On December 5, 1914, he left South Georgia for the South Pole. There were 27 crew members and 69 dogs on the plane. The leader of the expedition, Sir Ernest Shackleton, wanted to establish a base on the coast of the Weddell Sea and then go to the Ross Sea.
The ship encountered a barrier of sea ice in two days. The ship was stuck in the middle of a chocolate bar in mid-January after a gale pushed ice against one another.
The men could not do anything. The badly damaged ship was abandoned after nine months on the ice. They took food, bibles, books, clothing, tools, keepsakes, and three open lifeboats from the ship. Some dogs and a cat were shot.
The Endurance sank a few weeks after they had set out. Frank Worsley, the ship's captain and navigator, recorded its location using basic navigation tools. Without that information, it would not have been found.
The men formed a plan to cross the ice. They gave up after just seven and a half miles of travel in seven days.
When the ice broke up in April, the crew went to Elephant Island, a remote and uninhabited outcrop.
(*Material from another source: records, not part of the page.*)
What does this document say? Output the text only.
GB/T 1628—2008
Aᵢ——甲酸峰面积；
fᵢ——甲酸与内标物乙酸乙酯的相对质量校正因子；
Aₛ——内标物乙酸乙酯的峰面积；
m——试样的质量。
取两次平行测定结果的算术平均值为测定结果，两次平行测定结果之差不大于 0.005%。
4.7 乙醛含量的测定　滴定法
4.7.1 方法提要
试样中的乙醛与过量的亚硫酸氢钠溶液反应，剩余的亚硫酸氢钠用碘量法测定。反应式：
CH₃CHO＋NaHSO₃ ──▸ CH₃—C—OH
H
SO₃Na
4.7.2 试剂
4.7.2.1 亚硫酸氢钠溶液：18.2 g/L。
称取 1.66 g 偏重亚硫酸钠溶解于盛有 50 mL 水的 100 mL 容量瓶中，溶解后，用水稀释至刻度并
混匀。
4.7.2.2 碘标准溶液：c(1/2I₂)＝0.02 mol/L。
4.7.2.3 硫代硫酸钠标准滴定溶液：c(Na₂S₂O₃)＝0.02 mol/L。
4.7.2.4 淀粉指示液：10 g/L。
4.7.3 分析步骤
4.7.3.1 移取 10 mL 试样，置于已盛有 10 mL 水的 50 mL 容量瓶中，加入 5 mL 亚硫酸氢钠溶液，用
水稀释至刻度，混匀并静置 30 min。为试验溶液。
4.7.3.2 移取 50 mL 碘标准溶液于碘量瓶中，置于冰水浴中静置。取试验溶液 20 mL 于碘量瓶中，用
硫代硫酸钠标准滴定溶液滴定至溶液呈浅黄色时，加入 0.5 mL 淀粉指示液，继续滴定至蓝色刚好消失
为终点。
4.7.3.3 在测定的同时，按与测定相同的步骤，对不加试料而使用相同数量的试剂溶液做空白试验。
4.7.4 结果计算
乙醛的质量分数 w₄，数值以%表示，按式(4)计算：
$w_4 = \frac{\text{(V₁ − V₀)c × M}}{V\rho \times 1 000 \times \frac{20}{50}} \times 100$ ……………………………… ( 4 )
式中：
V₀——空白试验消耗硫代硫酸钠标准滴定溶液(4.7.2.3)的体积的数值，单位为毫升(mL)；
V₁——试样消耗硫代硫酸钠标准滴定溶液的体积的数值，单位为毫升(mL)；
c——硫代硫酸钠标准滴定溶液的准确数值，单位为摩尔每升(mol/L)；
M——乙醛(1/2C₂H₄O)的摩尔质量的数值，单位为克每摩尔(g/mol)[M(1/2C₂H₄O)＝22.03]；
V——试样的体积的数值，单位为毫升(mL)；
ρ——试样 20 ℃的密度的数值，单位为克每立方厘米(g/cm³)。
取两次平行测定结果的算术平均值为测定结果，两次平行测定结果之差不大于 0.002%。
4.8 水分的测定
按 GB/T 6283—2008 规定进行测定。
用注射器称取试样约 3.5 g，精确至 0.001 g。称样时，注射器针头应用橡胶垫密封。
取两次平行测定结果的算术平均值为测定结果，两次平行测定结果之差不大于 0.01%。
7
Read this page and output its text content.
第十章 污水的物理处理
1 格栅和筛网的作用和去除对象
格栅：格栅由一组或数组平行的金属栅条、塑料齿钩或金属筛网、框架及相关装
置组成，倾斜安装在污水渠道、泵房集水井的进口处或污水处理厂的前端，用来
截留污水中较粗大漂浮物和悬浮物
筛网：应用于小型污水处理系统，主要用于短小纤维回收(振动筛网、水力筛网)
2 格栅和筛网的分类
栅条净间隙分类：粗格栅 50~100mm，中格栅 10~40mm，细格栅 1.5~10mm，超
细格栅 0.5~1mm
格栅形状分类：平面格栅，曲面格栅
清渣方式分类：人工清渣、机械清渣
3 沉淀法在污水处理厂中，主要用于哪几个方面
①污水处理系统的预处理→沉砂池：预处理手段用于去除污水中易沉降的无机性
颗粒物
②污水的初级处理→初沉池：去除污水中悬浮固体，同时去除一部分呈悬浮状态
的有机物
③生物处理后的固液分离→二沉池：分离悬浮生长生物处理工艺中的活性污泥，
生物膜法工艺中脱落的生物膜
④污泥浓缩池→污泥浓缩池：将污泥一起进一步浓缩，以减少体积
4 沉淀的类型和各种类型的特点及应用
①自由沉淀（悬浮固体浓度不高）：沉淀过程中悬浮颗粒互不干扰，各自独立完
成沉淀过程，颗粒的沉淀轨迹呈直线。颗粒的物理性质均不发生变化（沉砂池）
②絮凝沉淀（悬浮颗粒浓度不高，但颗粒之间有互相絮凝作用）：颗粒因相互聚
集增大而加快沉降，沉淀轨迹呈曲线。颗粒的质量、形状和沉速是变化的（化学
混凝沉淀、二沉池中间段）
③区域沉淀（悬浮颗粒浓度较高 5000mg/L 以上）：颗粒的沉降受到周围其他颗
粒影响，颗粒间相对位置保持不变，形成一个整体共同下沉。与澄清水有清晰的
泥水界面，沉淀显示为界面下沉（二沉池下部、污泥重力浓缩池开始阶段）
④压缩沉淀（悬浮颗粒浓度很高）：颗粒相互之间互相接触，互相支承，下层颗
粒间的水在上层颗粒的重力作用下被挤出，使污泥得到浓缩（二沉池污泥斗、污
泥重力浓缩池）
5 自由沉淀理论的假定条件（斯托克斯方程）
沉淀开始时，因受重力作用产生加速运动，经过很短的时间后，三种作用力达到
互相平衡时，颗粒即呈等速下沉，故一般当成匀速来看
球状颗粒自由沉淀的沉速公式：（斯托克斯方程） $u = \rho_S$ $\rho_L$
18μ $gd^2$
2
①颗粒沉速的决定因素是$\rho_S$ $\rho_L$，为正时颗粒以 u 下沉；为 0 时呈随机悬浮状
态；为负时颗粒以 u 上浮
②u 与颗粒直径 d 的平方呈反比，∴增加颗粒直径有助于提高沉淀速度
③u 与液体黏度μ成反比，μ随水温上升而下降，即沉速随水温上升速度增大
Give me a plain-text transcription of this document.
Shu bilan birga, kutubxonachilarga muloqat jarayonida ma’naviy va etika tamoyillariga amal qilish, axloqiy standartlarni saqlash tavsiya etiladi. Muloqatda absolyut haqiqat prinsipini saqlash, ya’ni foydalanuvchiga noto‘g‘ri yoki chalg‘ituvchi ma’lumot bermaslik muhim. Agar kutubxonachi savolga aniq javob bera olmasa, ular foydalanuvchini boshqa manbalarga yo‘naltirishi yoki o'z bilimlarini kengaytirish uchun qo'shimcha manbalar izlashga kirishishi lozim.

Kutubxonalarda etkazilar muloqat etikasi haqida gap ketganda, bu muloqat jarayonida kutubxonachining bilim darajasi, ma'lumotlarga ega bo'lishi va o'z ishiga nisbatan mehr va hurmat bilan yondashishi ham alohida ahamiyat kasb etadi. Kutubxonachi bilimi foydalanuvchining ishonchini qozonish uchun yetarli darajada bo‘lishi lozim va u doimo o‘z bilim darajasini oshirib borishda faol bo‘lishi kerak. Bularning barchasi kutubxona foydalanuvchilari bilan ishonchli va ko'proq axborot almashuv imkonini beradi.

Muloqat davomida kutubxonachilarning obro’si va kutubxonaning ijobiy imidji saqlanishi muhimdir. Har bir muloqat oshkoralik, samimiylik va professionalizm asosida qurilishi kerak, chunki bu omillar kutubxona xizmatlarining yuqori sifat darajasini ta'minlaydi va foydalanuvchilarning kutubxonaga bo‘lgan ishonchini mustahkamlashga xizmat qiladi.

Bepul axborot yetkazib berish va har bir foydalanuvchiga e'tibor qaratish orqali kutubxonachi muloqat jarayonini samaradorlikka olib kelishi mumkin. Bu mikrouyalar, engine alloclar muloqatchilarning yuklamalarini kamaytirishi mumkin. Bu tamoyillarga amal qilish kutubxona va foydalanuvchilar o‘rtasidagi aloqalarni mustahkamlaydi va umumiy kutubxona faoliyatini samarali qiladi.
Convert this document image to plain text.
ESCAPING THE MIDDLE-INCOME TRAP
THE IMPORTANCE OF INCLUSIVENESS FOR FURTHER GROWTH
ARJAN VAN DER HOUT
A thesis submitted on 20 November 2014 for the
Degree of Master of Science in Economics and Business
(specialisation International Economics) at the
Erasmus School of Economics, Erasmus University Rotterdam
The men were exhausted, some afflicted by sea sickness, others convulsed with dysentery.
They made it. They were on Elephant Island on April 15. It was the first time in almost 500 days that the men had stood on the ground.
After nine days of recovery, Shackleton, Worsley and four others took one of the boats another 8oo miles (1,300 km) across rough seas and in biting winds to South Georgia. Every surge of the sea was an enemy to be watched. It took 16 days to get there.
Their epic journey was not over despite their extraordinary feat of survival. The men crossed South Georgia's peaks and glaciers to reach a whaling station on the other side of the island. After several failed attempts, a rescue party set out for Elephant Island, where the remaining 22 crewmen were waiting.
In 1922, a new expedition was launched by Shackleton. He died of a heart attack while his ship was docked at South Georgia.